Un test pour la profondeur du marché central-africain

Dans une région où les entreprises privées cherchent encore peu souvent la Bourse, chaque nouvelle étape compte. L’admission des actions de Renaprov Finance aux opérations du Dépositaire central unique de la CEMAC, annoncée le 21 juillet 2026, va dans ce sens. Mais elle rappelle aussi une réalité simple : en Afrique centrale, la marche entre la souscription, l’inscription des titres et la première cotation reste encore étroite. La CEMAC regroupe six pays — Cameroun, Centrafrique, Congo, Gabon, Guinée équatoriale et Tchad — et sa Bourse régionale, la BVMAC, est installée à Douala, au Cameroun.

Le Dépositaire central unique, ou DCU, est l’infrastructure qui conserve les titres financiers sous forme dématérialisée. Son activation est suivie de près par les institutions de la CEMAC, qui ont fait du démarrage effectif du Dépositaire central un chantier encore à achever dans leurs priorités de réforme du marché financier régional. Dans le même temps, le rapport de surveillance multilatérale 2024-2026 de la CEMAC souligne qu’en 2024 le marché financier sous-régional restait contrasté, avec seulement six valeurs actions à la cote de la BVMAC et aucune nouvelle valeur introduite sur le compartiment actions cette année-là.

Ce que dit l’opération Renaprov

Selon la BVMAC, les actions de Renaprov Finance ont été admises au DCU le 30 juin 2026, puis l’annonce a été rendue publique le 21 juillet. Les titres enregistrés représenteraient un montant global de 1,092 milliard de FCFA, soit 52 019 actions d’une valeur nominale de 21 000 FCFA chacune. Cette inscription ne vaut pas encore entrée effective en Bourse, mais elle constitue une étape réglementaire importante avant la première cotation.

Le dossier d’appel public à l’épargne validé par la COSUMAF en décembre 2025 fixait pourtant un cadre beaucoup plus large : 400 000 actions nouvelles, un prix unitaire de 21 000 FCFA et un objectif de 8,4 milliards de FCFA. Le document précisait aussi que les actions seraient inscrites à la cote de la BVMAC dans les trente jours suivant la clôture de l’opération, et qu’elles seraient enregistrées auprès du Dépositaire central unique. Autrement dit, l’architecture juridique de l’opération était claire dès le départ.

Là où les questions commencent, c’est sur le résultat final de la levée. En avril 2026, plusieurs médias de place avaient rapporté qu’en première phase, Renaprov n’avait levé qu’environ 1,1 milliard de FCFA, loin de l’objectif initial. La fenêtre de souscription avait ensuite été prolongée jusqu’au 15 mai 2026. Le montant annoncé pour le DCU, 1,092 milliard de FCFA, est très proche de ce premier chiffre. On peut donc raisonnablement en déduire qu’il s’agit peut-être d’un niveau final proche de la première collecte, mais cette lecture reste une inférence tant que l’émetteur ou l’arrangeur n’a pas publié le décompte définitif.

Pourquoi ce dossier intéresse toute la CEMAC

Le cas Renaprov dit beaucoup de l’état du marché financier régional. D’un côté, la BVMAC et la COSUMAF cherchent à élargir la base des émetteurs, afin de donner plus de profondeur à un marché encore peu liquide. De l’autre, les entreprises qui s’y présentent doivent convaincre des investisseurs prudents, dans un environnement où les valeurs disponibles restent peu nombreuses et où l’épargne mobilisable n’est pas infinie. Dans ce contexte, le prix de 21 000 FCFA par action a pu apparaître élevé à certains observateurs, qui l’ont jugé en décalage avec la valeur fondamentale estimée par une partie du marché.

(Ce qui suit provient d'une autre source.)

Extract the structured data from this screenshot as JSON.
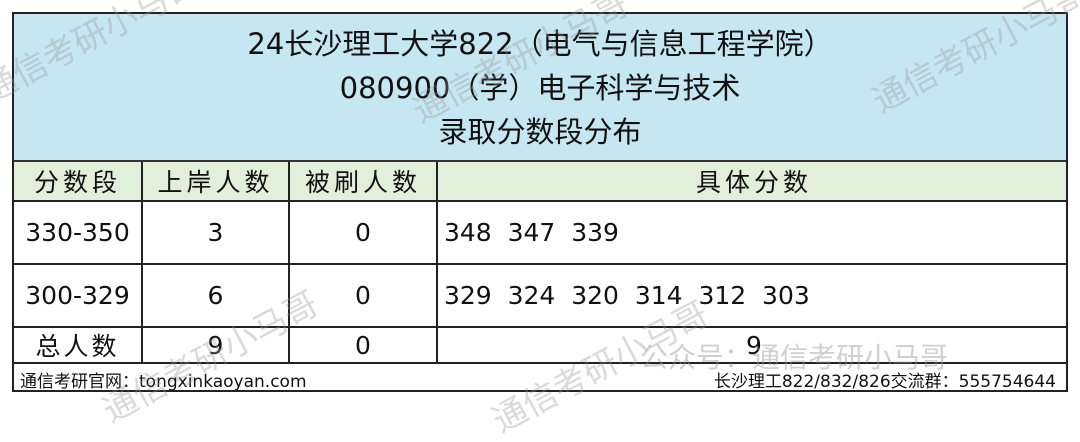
{
  "title": {
    "line1": "24长沙理工大学822（电气与信息工程学院）",
    "line2": "080900（学）电子科学与技术",
    "line3": "录取分数段分布"
  },
  "headers": [
    "分数段",
    "上岸人数",
    "被刷人数",
    "具体分数"
  ],
  "rows": [
    {
      "range": "330-350",
      "admitted": "3",
      "rejected": "0",
      "scores": "348  347  339"
    },
    {
      "range": "300-329",
      "admitted": "6",
      "rejected": "0",
      "scores": "329  324  320  314  312  303"
    }
  ],
  "total": {
    "label": "总人数",
    "admitted": "9",
    "rejected": "0",
    "scores": "9"
  },
  "footer": {
    "left": "通信考研官网：tongxinkaoyan.com",
    "right": "长沙理工822/832/826交流群：555754644"
  },
  "watermark": {
    "text": "通信考研小马哥",
    "account": "公众号：通信考研小马哥"
  },
  "colors": {
    "title_bg": "#c6e6f2",
    "header_bg": "#e2efda"
  }
}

Pour Renaprov Finance, la cotation espérée doit servir à renforcer les fonds propres et à soutenir le crédit, un enjeu classique pour une microfinance de deuxième catégorie au Cameroun. Pour les épargnants, l’opération offre une nouvelle porte d’entrée vers un segment encore peu fourni de la cote régionale. Pour les autorités de marché, enfin, elle constitue un test concret de crédibilité : un DCU opérationnel, une information claire, des délais tenus et des résultats publiés sans ambiguïté. Sans cela, le signal envoyé aux investisseurs de Yaoundé, Douala, Libreville, Brazzaville, Bangui, Malabo ou N’Djamena resterait fragile.

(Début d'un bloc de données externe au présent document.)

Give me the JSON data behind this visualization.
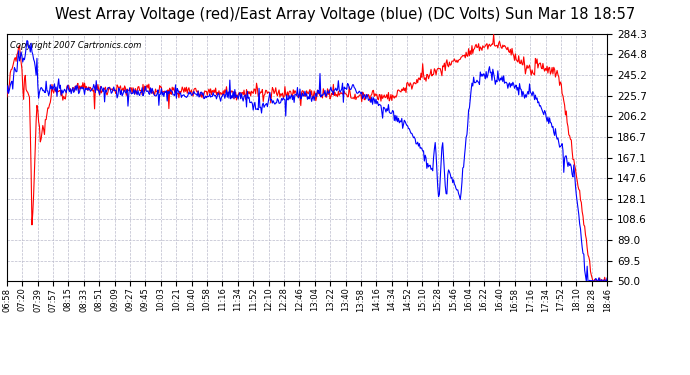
{
  "title": "West Array Voltage (red)/East Array Voltage (blue) (DC Volts) Sun Mar 18 18:57",
  "copyright_text": "Copyright 2007 Cartronics.com",
  "ylim": [
    50.0,
    284.3
  ],
  "yticks": [
    50.0,
    69.5,
    89.0,
    108.6,
    128.1,
    147.6,
    167.1,
    186.7,
    206.2,
    225.7,
    245.2,
    264.8,
    284.3
  ],
  "background_color": "#ffffff",
  "grid_color": "#bbbbcc",
  "title_fontsize": 10.5,
  "red_color": "#ff0000",
  "blue_color": "#0000ff",
  "x_labels": [
    "06:58",
    "07:20",
    "07:39",
    "07:57",
    "08:15",
    "08:33",
    "08:51",
    "09:09",
    "09:27",
    "09:45",
    "10:03",
    "10:21",
    "10:40",
    "10:58",
    "11:16",
    "11:34",
    "11:52",
    "12:10",
    "12:28",
    "12:46",
    "13:04",
    "13:22",
    "13:40",
    "13:58",
    "14:16",
    "14:34",
    "14:52",
    "15:10",
    "15:28",
    "15:46",
    "16:04",
    "16:22",
    "16:40",
    "16:58",
    "17:16",
    "17:34",
    "17:52",
    "18:10",
    "18:28",
    "18:46"
  ]
}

La suite dépend désormais de deux éléments précis : la publication des résultats définitifs de l’appel public à l’épargne et l’annonce officielle de la première cotation. Dans une zone CEMAC qui veut faire du marché financier un outil de financement plus visible, plus utile et plus crédible, Renaprov peut devenir soit un exemple de montée en gamme, soit un rappel des difficultés qui freinent encore l’élargissement de la cote régionale.